Эту работу он делал по вечерам, когда все спали; по крайней мере, Тибоден думал, что все спят. Но ты, жившая в этом доме и следившая за каждым его шагом, занимала позицию у дырки в полу и фотографировала заметки, которые он раскладывал на столе, чтобы переписать их. Ты могла не торопиться, дорогая.
Она вздыхает.
— Я не думала, что вы такой сильный, комиссар.
— Ты с самого первого дня знала, кто я, потому что подсматривала в дырку за тем, как Тибоден и я обходили лабораторию, верно?
— Да.
— Трюк с голубями был великолепен… Ты без труда обнаружила подмену. Ночью мы совершили серьезную ошибку, не заметив разницы в цвете лапок. Ты увидела в этом возможность подтолкнуть нас к крайним действиям…
Я сажусь на кровать.
— Скажи, ты догадывалась, что мы решим ликвидировать профессора?
— Естественно…
— Действуя так, ты не дала ему закончить его работы… Она едва заметно улыбается. Я встряхиваю ее.
— Он их уже закончил?
— Да, — отвечает она. — Неделю назад…
— Однако…
Ее странная улыбка становится шире.
— Он вел переговоры о продаже своего изобретения одной иностранной державе…
— Врешь! — ору я.
— Нет. Вы знаете, что оба его сына погибли во время войны… Но вам неизвестно, что они погибли при американской бомбардировке… Из-за этого профессор питал глубокую ненависть к американцам. С годами это стало у него навязчивой идеей. Он знал, что в силу существующих союзов Франция передаст свое изобретение США. Он этого не хотел и предпочитал отдать его другим…

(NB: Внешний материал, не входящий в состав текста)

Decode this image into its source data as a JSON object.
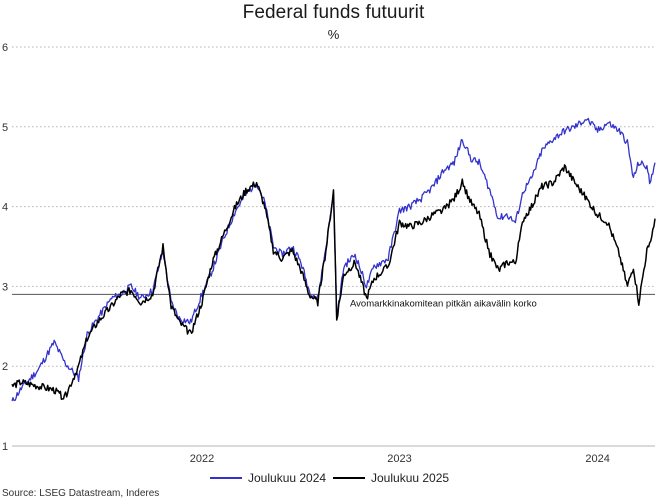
{
  "title": "Federal funds futuurit",
  "subtitle": "%",
  "source": "Source: LSEG Datastream, Inderes",
  "chart_data": {
    "type": "line",
    "title": "Federal funds futuurit",
    "ylabel": "%",
    "ylim": [
      1,
      6
    ],
    "yticks": [
      1,
      2,
      3,
      4,
      5,
      6
    ],
    "xlim": [
      "2021-07-15",
      "2024-10-15"
    ],
    "xticks": [
      {
        "date": "2022-07-01",
        "label": "2022"
      },
      {
        "date": "2023-07-01",
        "label": "2023"
      },
      {
        "date": "2024-07-01",
        "label": "2024"
      }
    ],
    "grid": "horizontal dotted",
    "legend_position": "bottom",
    "reference_line": {
      "y": 2.9,
      "label": "Avomarkkinakomitean pitkän aikavälin korko"
    },
    "series": [
      {
        "name": "Joulukuu 2024",
        "color": "#3333cc",
        "points": [
          [
            "2021-07-15",
            1.55
          ],
          [
            "2021-08-01",
            1.72
          ],
          [
            "2021-09-01",
            1.95
          ],
          [
            "2021-10-01",
            2.3
          ],
          [
            "2021-10-20",
            2.05
          ],
          [
            "2021-11-15",
            1.85
          ],
          [
            "2021-12-01",
            2.4
          ],
          [
            "2021-12-20",
            2.6
          ],
          [
            "2022-01-15",
            2.85
          ],
          [
            "2022-02-01",
            2.9
          ],
          [
            "2022-02-20",
            3.0
          ],
          [
            "2022-03-10",
            2.85
          ],
          [
            "2022-04-01",
            2.95
          ],
          [
            "2022-04-20",
            3.45
          ],
          [
            "2022-05-05",
            2.8
          ],
          [
            "2022-05-20",
            2.6
          ],
          [
            "2022-06-10",
            2.55
          ],
          [
            "2022-07-01",
            2.9
          ],
          [
            "2022-07-20",
            3.2
          ],
          [
            "2022-08-10",
            3.6
          ],
          [
            "2022-09-01",
            3.95
          ],
          [
            "2022-09-20",
            4.15
          ],
          [
            "2022-10-10",
            4.3
          ],
          [
            "2022-10-25",
            4.05
          ],
          [
            "2022-11-10",
            3.5
          ],
          [
            "2022-11-25",
            3.4
          ],
          [
            "2022-12-15",
            3.5
          ],
          [
            "2022-12-31",
            3.3
          ],
          [
            "2023-01-15",
            2.95
          ],
          [
            "2023-01-31",
            2.85
          ],
          [
            "2023-02-15",
            3.5
          ],
          [
            "2023-03-01",
            4.15
          ],
          [
            "2023-03-07",
            2.6
          ],
          [
            "2023-03-20",
            3.25
          ],
          [
            "2023-04-10",
            3.4
          ],
          [
            "2023-05-01",
            3.0
          ],
          [
            "2023-05-15",
            3.25
          ],
          [
            "2023-06-10",
            3.35
          ],
          [
            "2023-07-01",
            3.95
          ],
          [
            "2023-07-20",
            4.0
          ],
          [
            "2023-08-10",
            4.1
          ],
          [
            "2023-09-01",
            4.25
          ],
          [
            "2023-09-20",
            4.45
          ],
          [
            "2023-10-10",
            4.55
          ],
          [
            "2023-10-25",
            4.85
          ],
          [
            "2023-11-10",
            4.6
          ],
          [
            "2023-11-25",
            4.55
          ],
          [
            "2023-12-15",
            4.2
          ],
          [
            "2023-12-31",
            3.85
          ],
          [
            "2024-01-15",
            3.9
          ],
          [
            "2024-01-31",
            3.8
          ],
          [
            "2024-02-15",
            4.2
          ],
          [
            "2024-03-01",
            4.35
          ],
          [
            "2024-03-20",
            4.7
          ],
          [
            "2024-04-10",
            4.85
          ],
          [
            "2024-05-01",
            4.95
          ],
          [
            "2024-05-20",
            5.0
          ],
          [
            "2024-06-10",
            5.1
          ],
          [
            "2024-07-01",
            4.95
          ],
          [
            "2024-07-20",
            5.05
          ],
          [
            "2024-08-10",
            4.95
          ],
          [
            "2024-08-25",
            4.8
          ],
          [
            "2024-09-05",
            4.35
          ],
          [
            "2024-09-15",
            4.55
          ],
          [
            "2024-09-30",
            4.5
          ],
          [
            "2024-10-05",
            4.3
          ],
          [
            "2024-10-15",
            4.55
          ]
        ]
      },
      {
        "name": "Joulukuu 2025",
        "color": "#000000",
        "points": [
          [
            "2021-07-15",
            1.75
          ],
          [
            "2021-08-01",
            1.8
          ],
          [
            "2021-09-01",
            1.75
          ],
          [
            "2021-10-01",
            1.7
          ],
          [
            "2021-10-20",
            1.6
          ],
          [
            "2021-11-15",
            2.0
          ],
          [
            "2021-12-01",
            2.35
          ],
          [
            "2021-12-20",
            2.55
          ],
          [
            "2022-01-15",
            2.75
          ],
          [
            "2022-02-01",
            2.9
          ],
          [
            "2022-02-20",
            2.95
          ],
          [
            "2022-03-10",
            2.8
          ],
          [
            "2022-04-01",
            2.9
          ],
          [
            "2022-04-20",
            3.5
          ],
          [
            "2022-05-05",
            2.75
          ],
          [
            "2022-05-20",
            2.55
          ],
          [
            "2022-06-10",
            2.4
          ],
          [
            "2022-07-01",
            2.8
          ],
          [
            "2022-07-20",
            3.3
          ],
          [
            "2022-08-10",
            3.65
          ],
          [
            "2022-09-01",
            4.0
          ],
          [
            "2022-09-20",
            4.2
          ],
          [
            "2022-10-10",
            4.3
          ],
          [
            "2022-10-25",
            4.0
          ],
          [
            "2022-11-10",
            3.45
          ],
          [
            "2022-11-25",
            3.35
          ],
          [
            "2022-12-15",
            3.45
          ],
          [
            "2022-12-31",
            3.2
          ],
          [
            "2023-01-15",
            2.9
          ],
          [
            "2023-01-31",
            2.8
          ],
          [
            "2023-02-15",
            3.45
          ],
          [
            "2023-03-01",
            4.2
          ],
          [
            "2023-03-07",
            2.6
          ],
          [
            "2023-03-20",
            3.15
          ],
          [
            "2023-04-10",
            3.3
          ],
          [
            "2023-05-01",
            2.85
          ],
          [
            "2023-05-15",
            3.1
          ],
          [
            "2023-06-10",
            3.25
          ],
          [
            "2023-07-01",
            3.8
          ],
          [
            "2023-07-20",
            3.75
          ],
          [
            "2023-08-10",
            3.8
          ],
          [
            "2023-09-01",
            3.9
          ],
          [
            "2023-09-20",
            3.95
          ],
          [
            "2023-10-10",
            4.1
          ],
          [
            "2023-10-25",
            4.3
          ],
          [
            "2023-11-10",
            4.05
          ],
          [
            "2023-11-25",
            3.9
          ],
          [
            "2023-12-15",
            3.4
          ],
          [
            "2023-12-31",
            3.2
          ],
          [
            "2024-01-15",
            3.3
          ],
          [
            "2024-01-31",
            3.3
          ],
          [
            "2024-02-15",
            3.85
          ],
          [
            "2024-03-01",
            4.0
          ],
          [
            "2024-03-20",
            4.25
          ],
          [
            "2024-04-10",
            4.3
          ],
          [
            "2024-05-01",
            4.5
          ],
          [
            "2024-05-20",
            4.3
          ],
          [
            "2024-06-10",
            4.1
          ],
          [
            "2024-07-01",
            3.9
          ],
          [
            "2024-07-20",
            3.8
          ],
          [
            "2024-08-10",
            3.4
          ],
          [
            "2024-08-25",
            3.0
          ],
          [
            "2024-09-05",
            3.25
          ],
          [
            "2024-09-15",
            2.8
          ],
          [
            "2024-09-30",
            3.45
          ],
          [
            "2024-10-05",
            3.5
          ],
          [
            "2024-10-15",
            3.85
          ]
        ]
      }
    ]
  }
}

Проблема вдруг меняет аспект.
— Ты хочешь сказать, что работаешь на Запад? Она улыбается.
— Я работаю на организацию, которая продает свои услуги тем, кто больше заплатит.
— А!.. Понятно…
Ее откровение о предательстве профессора меня оглушило.
— Ты уверена в том, что сказала о Тибодене? Что он хотел продать свое изобретение русским?
— Да. Я подслушала его телефонный разговор с советским посольством… Он позвонил им в день вашего приезда и попросил отменить какую-то встречу…
Какое-то время я сижу, ни о чем не думая… Вы знаете, после периодов нервного напряжения бывают такие моменты пустоты.
— Ладно, одевайся! Поедем в Париж.
— Что вы со мной сделаете?
— Не знаю. Решать будут мои начальники…
ЭПИЛОГ
Утром следующего дня я захожу в кабинет Старика. Он довольно улыбается.
— Мой дорогой Сан-Антонио, браво! Успех по всему фронту.
— Спасибо, патрон. А что будет с девушкой? — спрашиваю я.
— Я ее допросил. Она работает на одну организацию, штаб-квартира которой находится в Берне… Поскольку я не хочу устраивать вокруг дела Тибодена шумиху, то отпущу ее на все четыре стороны.
— А с профессором?
Старик поглаживает свою загоревшую под лучами лампы черепушку.
— Мне только что позвонил из Эвре наш токсиколог. Не осталось никакой надежды..
— Да, — соглашаюсь я, — так будет лучше… Я встаю и долго жму его аристократическую руку, которую он мне протягивает через стол.
— Еще раз браво, Сан-Антонио.. Я выхожу, переполненный гордостью. И угадайте, кого я встречаю на лестнице?
Малышку Мартин, которую только что выпустили. Она улыбается мне, я ей — Куда теперь? — спрашиваю я. — Домой, в Швейцарию? — Я подхожу к ней с игривой улыбкой. — Может быть, пообедаем вместе? А потом можно сходить в одну уютную квартирку, где есть очень поучительные японские эстампы…
Она смеется.
— Вы никогда не изменитесь!
— Очень надеюсь, что нет…
Мы выходим из конторы и уже садимся в мою машину, когда я слышу, что меня зовут. Поднимаю голову и вижу Берю, красного и небритого, высунувшегося из окна третьего этажа.
— Ты уходишь? — спрашивает он.
— Да. А что?
Толстяк вытирает лоб черной тряпкой, которая когда-то была платком в клеточку.
— Я насчет нашего клиента, — говорит он — Какого клиента?
— Доктора Минивье…
У меня отнимаются ноги. Господи, я ж про него забыл!
— Я со вчерашнего дня бью ему морду, — сообщает Толстяк, — а он не колется. Мне продолжать массаж?